Number of target customers * Breakeven point * Profit – Number of target customers * Marketing cost = 0
From the above formula, the breakeven point is obtained by dividing costs with profits. We need to apply this response rate to R, resulting in the target customers who have higher than the rate. Before this process, you may need to check how customer groups account for response rates.

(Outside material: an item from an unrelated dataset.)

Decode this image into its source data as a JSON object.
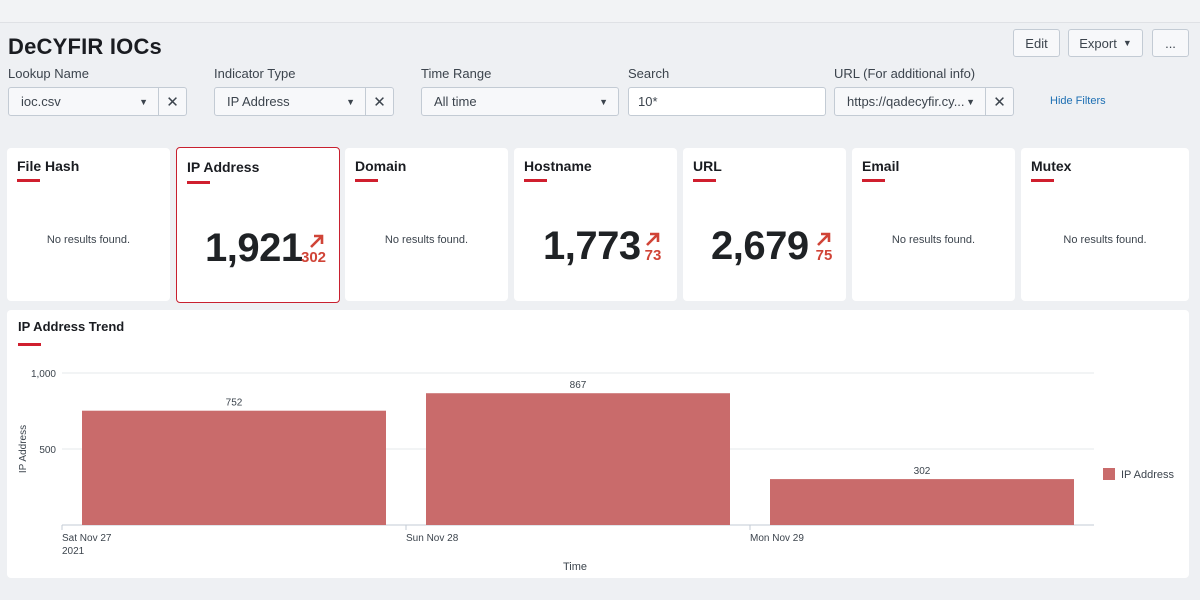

Higher number of groups show higher response rate from marketing activities in a bar chart. i.e. the group of 555 has higher possibility to buy some stuff than the group of 111.
# draw a bar chart to check the relation between group and response rate
y1 <- aggregate(d3$Buy, by=list(d3$Total_Score), FUN=mean, na.rm=TRUE)
head(y1)
barplot(y1$x, names.arg=y1$Group.1, ylim=c(1,1.10), col=rainbow(25), ylab="Average response rate", xlab="Groups", xpd=F)
# if you make the value of x be between 0 and 1, but this job requires a lot of RAM memory
sapply(y1$x,function(x) {as.numeric(y1[,2])-1})
# find the highly responsive customers above the break-even point
# break even can be calculated by dividing costs by profits, let's say 2%
y2 <- sapply(y1$x, function(x) {x>1.02})
head(y2)
y2 <- cbind(y1,y2)
names <- c("Group", "R_Rate", "Target")
names(y2) <- names
head(y2)
Now you know who the target customers are, and you can save money for your marketing activities such as mailing or distributing coupons.